The host of Mad Money on CNBC is an outspoken and polarizing figure in the finance world, known for his ardent endorsements of various stocks, with mixed results. In 2021, he praised Ark Investment Management’s Wood just before her flagship fund plummeted, and he also famously tweeted to buy AMC Entertainment Holdings Inc. just prior to a 30% plunge.
Cramer did not immediately respond to a request for comment.
The Inverse Cramer ETF would be actively managed, meaning financial professionals behind the scenes would monitor Cramer’s stock selections and overall market recommendations through Twitter or his television appearances, according to the filing. Fund managers would then sell those stocks short or use derivatives to produce a negative correlation to his recommendations.
If Cramer said he was negative on a stock or ETF, the fund managers would take a long position.

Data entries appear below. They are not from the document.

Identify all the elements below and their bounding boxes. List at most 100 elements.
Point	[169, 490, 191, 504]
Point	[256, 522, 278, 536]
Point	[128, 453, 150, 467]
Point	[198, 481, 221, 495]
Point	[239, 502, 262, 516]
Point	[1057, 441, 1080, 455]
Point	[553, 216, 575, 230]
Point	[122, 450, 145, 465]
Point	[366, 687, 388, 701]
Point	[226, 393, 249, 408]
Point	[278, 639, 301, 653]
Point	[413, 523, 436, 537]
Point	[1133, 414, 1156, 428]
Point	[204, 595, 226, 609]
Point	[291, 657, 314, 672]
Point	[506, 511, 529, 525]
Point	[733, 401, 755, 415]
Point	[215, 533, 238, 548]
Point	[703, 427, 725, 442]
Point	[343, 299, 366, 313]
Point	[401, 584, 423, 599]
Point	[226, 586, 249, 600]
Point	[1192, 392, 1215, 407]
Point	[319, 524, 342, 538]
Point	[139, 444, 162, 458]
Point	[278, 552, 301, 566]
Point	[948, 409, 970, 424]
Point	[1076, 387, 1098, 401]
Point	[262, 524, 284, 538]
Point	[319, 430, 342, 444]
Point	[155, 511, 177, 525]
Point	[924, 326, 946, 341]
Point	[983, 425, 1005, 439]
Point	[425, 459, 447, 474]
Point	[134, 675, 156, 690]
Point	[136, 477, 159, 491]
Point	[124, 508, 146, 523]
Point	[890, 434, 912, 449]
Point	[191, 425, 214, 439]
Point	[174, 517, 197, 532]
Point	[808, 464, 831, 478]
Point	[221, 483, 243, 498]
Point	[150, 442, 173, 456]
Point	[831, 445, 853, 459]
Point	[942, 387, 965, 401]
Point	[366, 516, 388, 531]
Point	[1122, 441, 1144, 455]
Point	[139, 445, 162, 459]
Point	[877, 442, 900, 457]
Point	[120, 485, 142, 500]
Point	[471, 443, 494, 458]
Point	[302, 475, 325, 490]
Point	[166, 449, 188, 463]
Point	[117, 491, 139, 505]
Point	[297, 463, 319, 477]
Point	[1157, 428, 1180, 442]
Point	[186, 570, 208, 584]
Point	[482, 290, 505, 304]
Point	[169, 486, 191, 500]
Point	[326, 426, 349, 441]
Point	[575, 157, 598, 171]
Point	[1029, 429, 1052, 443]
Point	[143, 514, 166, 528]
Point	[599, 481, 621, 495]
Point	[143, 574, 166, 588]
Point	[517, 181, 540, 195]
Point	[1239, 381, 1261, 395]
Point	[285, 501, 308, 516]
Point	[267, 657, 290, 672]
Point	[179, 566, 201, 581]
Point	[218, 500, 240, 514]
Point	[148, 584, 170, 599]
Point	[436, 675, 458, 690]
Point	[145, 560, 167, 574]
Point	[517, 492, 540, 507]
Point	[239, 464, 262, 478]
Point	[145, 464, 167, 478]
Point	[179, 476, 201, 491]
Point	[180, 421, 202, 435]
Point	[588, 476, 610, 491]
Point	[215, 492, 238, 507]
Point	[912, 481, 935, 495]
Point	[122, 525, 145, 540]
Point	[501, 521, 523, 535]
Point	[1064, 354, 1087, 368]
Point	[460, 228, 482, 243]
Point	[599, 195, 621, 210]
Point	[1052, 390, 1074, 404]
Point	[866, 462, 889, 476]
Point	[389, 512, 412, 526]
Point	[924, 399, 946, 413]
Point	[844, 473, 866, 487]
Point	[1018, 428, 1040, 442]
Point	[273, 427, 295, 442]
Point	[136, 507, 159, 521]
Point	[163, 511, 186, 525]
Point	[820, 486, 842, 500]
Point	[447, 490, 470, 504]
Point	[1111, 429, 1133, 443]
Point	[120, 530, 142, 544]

Tuttle’s anti-Wood ETF, known by the ticker SARK, is up almost 90% since its launch in November 2021 and has attracted more than $350 million in assets. Tuttle was acquired by AXS Investments earlier this year.
And for those who do have faith in Cramer, Tuttle is also planning a Long Cramer ETF, or LJIM, to bet on investments that Cramer endorses.